Eroles se fue a trompicones hacia su camarote, en el momento en que la mujer de Cosme Vila, que por fortuna no había asistido a la charla en el «Rincón de Lenin», salía con el crío al encuentro de su hombre y le decía:
—Qué bonito está el mar a esta hora, ¿verdad?

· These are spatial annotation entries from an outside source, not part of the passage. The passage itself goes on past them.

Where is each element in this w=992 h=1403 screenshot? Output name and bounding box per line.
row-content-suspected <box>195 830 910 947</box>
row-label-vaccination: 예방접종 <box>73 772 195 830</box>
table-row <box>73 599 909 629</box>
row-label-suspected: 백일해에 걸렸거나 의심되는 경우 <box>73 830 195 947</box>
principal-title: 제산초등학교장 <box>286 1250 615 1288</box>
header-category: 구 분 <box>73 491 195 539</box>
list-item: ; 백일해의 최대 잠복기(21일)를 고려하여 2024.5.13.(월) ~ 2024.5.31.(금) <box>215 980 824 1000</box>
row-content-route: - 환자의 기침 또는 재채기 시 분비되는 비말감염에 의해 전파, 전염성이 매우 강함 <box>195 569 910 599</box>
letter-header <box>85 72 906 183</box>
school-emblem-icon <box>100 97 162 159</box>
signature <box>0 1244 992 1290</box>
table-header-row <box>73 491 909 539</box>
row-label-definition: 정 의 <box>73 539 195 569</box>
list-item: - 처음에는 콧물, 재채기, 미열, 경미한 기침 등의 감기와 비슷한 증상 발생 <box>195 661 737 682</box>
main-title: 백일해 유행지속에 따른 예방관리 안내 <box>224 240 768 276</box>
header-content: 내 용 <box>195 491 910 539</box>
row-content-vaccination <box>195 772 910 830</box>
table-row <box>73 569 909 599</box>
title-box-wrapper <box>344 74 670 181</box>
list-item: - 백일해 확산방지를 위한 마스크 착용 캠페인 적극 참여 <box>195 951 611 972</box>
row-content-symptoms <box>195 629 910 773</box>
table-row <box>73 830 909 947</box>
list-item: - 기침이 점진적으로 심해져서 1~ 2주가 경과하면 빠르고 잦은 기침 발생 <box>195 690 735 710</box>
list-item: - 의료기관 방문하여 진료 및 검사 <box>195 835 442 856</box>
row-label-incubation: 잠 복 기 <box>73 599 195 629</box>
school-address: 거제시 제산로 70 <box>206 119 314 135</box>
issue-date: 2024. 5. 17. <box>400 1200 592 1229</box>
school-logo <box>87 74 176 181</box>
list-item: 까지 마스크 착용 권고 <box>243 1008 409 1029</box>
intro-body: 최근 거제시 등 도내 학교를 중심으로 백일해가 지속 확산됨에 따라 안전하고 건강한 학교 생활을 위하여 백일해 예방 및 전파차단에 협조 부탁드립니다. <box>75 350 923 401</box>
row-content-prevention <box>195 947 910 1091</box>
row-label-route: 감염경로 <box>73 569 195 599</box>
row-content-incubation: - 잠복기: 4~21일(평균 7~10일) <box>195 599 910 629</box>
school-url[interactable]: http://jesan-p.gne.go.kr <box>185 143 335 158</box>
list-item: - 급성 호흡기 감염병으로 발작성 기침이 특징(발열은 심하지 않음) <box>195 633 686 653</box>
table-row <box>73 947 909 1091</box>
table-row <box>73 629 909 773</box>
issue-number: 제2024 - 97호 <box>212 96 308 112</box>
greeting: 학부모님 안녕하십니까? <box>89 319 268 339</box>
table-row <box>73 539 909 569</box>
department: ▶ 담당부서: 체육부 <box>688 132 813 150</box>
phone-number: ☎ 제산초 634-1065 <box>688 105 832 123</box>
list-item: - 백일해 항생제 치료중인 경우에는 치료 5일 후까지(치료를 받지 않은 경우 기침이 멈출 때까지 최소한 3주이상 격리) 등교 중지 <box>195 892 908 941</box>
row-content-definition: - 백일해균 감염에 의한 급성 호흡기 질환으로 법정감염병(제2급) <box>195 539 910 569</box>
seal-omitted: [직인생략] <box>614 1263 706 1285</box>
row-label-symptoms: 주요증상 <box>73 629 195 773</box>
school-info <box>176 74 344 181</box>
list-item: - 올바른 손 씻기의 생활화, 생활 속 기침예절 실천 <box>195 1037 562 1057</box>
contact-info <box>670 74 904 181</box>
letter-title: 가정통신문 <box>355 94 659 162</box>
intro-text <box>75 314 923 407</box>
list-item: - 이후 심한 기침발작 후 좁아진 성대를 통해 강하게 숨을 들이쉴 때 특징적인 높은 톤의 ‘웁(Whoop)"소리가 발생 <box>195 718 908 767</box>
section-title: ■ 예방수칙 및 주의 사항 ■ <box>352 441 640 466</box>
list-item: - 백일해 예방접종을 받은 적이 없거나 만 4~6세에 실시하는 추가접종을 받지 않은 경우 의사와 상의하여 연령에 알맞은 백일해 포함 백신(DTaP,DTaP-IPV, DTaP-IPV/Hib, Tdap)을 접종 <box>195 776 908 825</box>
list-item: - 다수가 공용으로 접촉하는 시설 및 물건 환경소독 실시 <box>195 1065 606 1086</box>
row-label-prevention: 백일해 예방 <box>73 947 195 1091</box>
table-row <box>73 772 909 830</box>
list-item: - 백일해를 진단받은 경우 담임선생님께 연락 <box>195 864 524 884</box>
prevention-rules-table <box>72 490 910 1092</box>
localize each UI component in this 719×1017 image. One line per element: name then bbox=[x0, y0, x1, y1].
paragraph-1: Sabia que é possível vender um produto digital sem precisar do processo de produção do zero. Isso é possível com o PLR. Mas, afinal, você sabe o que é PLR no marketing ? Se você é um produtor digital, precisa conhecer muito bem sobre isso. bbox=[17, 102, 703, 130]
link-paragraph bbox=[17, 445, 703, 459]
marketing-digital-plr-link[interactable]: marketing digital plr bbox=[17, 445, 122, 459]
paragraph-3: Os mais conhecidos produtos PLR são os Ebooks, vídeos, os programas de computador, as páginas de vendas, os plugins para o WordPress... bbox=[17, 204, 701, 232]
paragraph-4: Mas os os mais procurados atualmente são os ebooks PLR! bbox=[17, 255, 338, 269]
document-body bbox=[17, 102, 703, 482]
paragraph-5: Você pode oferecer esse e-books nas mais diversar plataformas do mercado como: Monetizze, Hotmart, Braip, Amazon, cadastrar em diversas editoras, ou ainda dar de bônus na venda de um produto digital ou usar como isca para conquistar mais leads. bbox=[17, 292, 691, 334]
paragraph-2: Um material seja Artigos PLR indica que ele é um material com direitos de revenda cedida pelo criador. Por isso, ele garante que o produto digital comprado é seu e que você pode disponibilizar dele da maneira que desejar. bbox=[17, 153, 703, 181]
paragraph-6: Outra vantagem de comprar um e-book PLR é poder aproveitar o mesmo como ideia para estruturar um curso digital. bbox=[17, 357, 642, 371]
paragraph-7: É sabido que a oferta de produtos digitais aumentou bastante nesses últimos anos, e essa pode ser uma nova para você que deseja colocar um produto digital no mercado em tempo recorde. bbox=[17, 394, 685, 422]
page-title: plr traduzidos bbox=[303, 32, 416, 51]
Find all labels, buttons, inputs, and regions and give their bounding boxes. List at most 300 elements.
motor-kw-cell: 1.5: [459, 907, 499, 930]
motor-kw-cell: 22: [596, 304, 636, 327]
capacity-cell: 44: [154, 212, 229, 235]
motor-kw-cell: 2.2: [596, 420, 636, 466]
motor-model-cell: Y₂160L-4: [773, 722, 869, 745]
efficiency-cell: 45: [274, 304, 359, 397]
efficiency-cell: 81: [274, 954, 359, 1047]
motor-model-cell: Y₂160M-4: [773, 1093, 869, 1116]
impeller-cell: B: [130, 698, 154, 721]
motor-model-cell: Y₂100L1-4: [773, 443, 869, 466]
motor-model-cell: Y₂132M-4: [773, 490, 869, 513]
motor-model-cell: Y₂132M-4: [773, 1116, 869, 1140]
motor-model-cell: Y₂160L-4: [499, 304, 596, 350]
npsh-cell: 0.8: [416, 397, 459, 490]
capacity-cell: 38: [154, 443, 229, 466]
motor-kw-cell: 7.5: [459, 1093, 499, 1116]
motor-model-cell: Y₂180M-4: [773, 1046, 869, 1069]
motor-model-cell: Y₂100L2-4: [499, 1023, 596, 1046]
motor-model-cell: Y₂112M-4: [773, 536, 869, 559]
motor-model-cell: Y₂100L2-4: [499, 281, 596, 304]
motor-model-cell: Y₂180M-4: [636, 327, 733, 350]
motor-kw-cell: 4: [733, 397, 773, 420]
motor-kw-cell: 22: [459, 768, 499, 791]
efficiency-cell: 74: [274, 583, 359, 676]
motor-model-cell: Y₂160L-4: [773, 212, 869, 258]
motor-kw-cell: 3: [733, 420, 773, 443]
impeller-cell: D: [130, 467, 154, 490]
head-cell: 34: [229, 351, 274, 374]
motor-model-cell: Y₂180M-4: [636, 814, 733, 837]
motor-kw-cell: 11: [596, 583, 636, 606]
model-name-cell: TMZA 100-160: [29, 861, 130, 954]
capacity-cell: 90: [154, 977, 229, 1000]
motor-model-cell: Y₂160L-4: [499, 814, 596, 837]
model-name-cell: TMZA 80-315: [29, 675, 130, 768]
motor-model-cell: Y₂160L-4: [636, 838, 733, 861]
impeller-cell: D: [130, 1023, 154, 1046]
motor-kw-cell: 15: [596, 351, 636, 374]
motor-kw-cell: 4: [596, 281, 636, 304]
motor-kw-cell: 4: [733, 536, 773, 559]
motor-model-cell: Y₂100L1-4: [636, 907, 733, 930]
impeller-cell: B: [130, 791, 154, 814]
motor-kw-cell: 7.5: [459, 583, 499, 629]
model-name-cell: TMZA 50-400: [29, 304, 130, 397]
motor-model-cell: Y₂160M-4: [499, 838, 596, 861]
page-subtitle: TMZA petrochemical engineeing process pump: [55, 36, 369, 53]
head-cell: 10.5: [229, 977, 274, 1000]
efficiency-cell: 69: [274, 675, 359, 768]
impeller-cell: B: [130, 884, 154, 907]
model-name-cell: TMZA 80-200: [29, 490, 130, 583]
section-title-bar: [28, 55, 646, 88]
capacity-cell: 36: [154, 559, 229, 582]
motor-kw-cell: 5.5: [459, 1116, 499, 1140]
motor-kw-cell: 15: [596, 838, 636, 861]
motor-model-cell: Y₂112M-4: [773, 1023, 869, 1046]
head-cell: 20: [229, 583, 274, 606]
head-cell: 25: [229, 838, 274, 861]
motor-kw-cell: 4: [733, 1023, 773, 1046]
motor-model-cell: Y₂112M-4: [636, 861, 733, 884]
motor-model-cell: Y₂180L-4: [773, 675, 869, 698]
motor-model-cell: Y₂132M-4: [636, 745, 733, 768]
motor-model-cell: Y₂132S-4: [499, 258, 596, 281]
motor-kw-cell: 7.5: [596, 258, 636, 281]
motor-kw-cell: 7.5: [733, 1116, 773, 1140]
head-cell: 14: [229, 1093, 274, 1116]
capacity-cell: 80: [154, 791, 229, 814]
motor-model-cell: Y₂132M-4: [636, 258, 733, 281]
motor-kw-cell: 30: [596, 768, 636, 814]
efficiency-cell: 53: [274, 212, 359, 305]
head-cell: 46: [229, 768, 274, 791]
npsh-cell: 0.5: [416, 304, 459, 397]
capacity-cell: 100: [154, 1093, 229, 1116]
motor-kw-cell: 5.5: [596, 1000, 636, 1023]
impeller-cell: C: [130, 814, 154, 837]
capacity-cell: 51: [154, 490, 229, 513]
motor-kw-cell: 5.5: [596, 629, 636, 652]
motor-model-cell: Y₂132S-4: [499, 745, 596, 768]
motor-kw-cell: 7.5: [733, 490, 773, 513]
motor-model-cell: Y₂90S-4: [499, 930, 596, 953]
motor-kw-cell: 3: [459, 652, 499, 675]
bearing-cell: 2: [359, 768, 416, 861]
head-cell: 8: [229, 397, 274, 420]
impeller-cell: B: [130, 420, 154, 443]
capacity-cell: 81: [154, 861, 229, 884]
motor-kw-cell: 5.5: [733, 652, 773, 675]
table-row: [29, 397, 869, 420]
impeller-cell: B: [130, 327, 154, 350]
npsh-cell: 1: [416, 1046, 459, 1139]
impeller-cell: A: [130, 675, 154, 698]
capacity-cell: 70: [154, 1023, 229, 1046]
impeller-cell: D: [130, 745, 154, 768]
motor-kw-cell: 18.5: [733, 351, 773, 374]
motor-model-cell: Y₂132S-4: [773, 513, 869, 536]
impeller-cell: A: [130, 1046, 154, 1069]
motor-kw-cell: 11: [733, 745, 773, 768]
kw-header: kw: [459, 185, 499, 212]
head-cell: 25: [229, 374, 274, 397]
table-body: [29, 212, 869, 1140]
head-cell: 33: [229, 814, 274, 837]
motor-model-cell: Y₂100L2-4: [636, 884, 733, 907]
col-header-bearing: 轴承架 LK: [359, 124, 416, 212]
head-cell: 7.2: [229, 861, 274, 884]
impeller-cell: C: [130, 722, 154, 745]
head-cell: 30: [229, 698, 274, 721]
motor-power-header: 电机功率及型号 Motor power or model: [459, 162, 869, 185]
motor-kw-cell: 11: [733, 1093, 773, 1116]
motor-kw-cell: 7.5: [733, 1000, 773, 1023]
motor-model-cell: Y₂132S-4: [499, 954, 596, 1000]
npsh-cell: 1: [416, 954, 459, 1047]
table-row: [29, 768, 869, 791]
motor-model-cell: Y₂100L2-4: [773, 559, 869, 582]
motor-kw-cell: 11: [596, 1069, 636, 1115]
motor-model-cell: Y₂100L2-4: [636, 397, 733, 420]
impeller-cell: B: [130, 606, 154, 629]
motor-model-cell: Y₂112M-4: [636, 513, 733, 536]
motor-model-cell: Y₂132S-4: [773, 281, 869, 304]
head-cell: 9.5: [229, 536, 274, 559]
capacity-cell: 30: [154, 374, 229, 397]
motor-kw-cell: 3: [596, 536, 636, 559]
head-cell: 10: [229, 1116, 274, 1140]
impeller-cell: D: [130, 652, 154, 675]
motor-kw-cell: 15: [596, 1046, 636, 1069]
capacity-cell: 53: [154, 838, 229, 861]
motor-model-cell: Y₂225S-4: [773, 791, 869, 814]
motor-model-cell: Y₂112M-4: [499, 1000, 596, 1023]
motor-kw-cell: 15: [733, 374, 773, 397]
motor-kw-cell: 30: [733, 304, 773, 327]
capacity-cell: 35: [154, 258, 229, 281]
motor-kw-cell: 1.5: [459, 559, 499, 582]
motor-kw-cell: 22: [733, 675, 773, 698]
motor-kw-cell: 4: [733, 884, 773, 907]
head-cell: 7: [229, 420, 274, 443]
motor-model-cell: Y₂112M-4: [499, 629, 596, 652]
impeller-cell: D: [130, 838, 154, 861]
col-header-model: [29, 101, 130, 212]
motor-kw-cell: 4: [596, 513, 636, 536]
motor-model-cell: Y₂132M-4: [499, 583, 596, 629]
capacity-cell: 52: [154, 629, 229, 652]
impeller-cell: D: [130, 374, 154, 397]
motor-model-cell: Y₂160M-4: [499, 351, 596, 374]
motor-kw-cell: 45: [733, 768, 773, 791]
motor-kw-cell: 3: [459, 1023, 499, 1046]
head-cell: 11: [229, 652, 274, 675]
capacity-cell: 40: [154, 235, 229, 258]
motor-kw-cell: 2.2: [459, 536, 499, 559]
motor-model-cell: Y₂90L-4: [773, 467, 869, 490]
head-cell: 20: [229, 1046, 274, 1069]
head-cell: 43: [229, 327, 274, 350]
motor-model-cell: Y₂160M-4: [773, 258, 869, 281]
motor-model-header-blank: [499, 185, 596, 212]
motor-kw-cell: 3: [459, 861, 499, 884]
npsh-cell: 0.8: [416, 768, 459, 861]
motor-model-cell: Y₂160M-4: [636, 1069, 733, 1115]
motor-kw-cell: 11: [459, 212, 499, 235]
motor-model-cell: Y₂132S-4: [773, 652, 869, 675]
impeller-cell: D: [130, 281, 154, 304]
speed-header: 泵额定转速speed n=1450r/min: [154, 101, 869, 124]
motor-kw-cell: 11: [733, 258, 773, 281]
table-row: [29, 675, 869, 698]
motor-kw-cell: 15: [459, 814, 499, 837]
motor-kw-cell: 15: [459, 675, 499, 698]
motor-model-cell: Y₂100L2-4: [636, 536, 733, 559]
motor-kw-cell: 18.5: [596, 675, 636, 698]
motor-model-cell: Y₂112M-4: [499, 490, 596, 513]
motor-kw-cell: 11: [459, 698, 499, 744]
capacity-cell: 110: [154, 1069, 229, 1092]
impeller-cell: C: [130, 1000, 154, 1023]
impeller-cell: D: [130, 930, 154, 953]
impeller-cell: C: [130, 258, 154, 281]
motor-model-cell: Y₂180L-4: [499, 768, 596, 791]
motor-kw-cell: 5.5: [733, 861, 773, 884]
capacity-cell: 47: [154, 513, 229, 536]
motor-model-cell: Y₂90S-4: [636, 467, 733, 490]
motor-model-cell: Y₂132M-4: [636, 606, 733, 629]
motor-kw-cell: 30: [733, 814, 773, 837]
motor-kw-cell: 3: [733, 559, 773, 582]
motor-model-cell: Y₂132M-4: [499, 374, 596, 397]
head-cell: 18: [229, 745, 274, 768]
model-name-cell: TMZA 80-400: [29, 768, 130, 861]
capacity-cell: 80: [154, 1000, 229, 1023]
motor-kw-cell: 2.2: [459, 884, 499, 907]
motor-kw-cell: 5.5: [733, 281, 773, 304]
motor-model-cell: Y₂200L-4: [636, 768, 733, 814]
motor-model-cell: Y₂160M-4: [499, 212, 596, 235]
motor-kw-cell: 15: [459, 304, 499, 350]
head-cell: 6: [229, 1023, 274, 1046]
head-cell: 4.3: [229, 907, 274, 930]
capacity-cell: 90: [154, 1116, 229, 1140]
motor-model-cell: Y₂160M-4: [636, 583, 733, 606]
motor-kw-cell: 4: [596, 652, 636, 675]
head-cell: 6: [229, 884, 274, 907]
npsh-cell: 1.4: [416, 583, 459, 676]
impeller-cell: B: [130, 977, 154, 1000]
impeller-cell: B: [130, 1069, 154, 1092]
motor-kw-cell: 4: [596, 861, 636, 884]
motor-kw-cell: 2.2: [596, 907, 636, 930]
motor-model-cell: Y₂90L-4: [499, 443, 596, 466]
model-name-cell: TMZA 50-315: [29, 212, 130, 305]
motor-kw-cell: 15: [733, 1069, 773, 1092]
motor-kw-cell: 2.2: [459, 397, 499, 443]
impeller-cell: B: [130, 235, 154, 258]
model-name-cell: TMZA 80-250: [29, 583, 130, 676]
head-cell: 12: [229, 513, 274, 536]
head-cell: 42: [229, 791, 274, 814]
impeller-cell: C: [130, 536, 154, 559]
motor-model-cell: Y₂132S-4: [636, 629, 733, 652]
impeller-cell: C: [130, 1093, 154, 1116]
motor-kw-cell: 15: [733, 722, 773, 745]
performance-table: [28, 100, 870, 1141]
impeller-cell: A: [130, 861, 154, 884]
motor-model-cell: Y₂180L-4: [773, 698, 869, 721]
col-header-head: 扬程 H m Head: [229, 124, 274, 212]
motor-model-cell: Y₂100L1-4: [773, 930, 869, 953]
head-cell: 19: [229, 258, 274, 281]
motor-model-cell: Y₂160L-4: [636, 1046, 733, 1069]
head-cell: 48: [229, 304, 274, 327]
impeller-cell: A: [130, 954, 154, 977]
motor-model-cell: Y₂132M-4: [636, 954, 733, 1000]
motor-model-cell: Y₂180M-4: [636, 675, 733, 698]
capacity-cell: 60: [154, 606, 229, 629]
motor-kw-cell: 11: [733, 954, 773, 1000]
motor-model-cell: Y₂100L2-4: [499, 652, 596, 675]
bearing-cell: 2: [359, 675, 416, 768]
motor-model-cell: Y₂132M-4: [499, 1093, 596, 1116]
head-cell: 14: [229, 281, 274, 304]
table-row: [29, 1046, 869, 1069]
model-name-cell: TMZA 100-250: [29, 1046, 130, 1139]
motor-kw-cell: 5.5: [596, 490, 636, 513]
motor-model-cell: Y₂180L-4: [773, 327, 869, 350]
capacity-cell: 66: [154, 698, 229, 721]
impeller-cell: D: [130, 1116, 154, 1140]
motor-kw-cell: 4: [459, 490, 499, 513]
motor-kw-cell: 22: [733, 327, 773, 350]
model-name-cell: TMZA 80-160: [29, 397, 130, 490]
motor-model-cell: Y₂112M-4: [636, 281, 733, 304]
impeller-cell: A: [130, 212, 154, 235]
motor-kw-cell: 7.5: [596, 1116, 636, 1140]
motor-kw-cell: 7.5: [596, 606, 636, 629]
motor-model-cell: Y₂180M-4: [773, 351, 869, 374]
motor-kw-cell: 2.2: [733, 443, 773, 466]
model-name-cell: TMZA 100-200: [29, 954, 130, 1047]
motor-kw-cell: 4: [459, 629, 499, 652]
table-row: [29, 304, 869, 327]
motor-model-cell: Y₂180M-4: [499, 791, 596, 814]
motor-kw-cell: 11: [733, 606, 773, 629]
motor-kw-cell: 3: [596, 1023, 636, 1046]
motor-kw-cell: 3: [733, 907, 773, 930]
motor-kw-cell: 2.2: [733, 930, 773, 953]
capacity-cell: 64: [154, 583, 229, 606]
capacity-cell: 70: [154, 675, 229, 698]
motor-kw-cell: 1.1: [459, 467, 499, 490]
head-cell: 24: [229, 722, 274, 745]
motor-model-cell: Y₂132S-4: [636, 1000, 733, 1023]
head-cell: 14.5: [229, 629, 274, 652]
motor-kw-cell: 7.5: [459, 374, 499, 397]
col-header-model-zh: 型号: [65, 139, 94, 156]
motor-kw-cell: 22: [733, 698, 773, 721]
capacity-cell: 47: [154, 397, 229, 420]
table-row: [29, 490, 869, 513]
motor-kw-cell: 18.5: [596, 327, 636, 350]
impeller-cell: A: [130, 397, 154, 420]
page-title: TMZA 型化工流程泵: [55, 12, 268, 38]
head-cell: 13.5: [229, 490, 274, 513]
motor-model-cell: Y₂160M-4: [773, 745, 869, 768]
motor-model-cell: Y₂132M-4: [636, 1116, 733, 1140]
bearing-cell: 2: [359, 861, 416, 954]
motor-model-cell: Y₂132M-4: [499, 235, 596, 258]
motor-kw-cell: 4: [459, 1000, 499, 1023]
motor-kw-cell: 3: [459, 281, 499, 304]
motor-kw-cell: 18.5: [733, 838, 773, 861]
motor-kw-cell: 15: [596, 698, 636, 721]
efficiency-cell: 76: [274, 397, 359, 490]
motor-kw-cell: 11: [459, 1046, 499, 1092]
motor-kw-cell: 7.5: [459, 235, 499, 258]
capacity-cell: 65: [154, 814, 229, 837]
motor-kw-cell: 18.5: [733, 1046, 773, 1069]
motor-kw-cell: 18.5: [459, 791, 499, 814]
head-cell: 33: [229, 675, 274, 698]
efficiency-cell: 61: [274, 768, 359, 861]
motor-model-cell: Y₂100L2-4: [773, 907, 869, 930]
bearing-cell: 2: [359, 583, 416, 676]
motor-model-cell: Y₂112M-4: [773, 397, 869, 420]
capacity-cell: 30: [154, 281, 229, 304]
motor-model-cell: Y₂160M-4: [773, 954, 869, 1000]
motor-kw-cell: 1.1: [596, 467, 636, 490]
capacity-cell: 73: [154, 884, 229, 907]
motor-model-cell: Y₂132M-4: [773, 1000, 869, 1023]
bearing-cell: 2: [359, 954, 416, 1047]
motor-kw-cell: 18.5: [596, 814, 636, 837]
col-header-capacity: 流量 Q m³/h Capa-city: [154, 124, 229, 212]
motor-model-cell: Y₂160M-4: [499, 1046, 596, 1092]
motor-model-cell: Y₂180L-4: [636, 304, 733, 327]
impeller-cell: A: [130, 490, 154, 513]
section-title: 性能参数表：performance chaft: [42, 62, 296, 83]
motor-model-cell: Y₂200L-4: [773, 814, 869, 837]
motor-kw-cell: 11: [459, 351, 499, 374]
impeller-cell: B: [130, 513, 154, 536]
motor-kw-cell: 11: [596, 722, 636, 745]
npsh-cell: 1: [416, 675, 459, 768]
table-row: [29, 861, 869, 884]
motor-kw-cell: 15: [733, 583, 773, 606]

Sí, era bonito, en verdad. El mar, el Báltico, estaba bonito, aun cuando el plateado gris de sus aguas fuera más triste que el azul de las aguas del Mediterráneo, que tanto emocionaba al profesor Civil. Cosme Vila repasó en un momento toda su trayectoria revolucionaria, desde que en el Banco Arús leía a escondidas
El Capital
, de Marx, sin entender gran cosa de él, hasta que le ordenó a Gorki emparedar a Laura y a mosén Francisco. Había vivido la gran experiencia española y había sido violentamente expulsado por esos burgueses a los que aludió al hablar con Eroles, burgueses que supieron, ¡hasta qué punto!, empuñar las armas y demostrar que sí, que los hechos eran a veces verdades duras. Se encontraba camino de Leningrado y de Moscú. ¿Qué le diría a su mujer cuando ésta buscara en vano polvos para la cara —tenía la manía de empolvarse— y un poco de pintura para los labios? Le diría que el socialismo necesitaba máquinas, máquinas, máquinas… «Sí, claro… —le replicaría ella, con su insoportable timidez—. Pero ¿y yo? Yo necesito polvos para la cara».
El barco, el
Komrodost
, prosiguió su ruta… y llegó a Leningrado. Y allí se produjo la cuarta sorpresa para Cosme Vila: Jesús Hernández no les había mentido, tenía razón.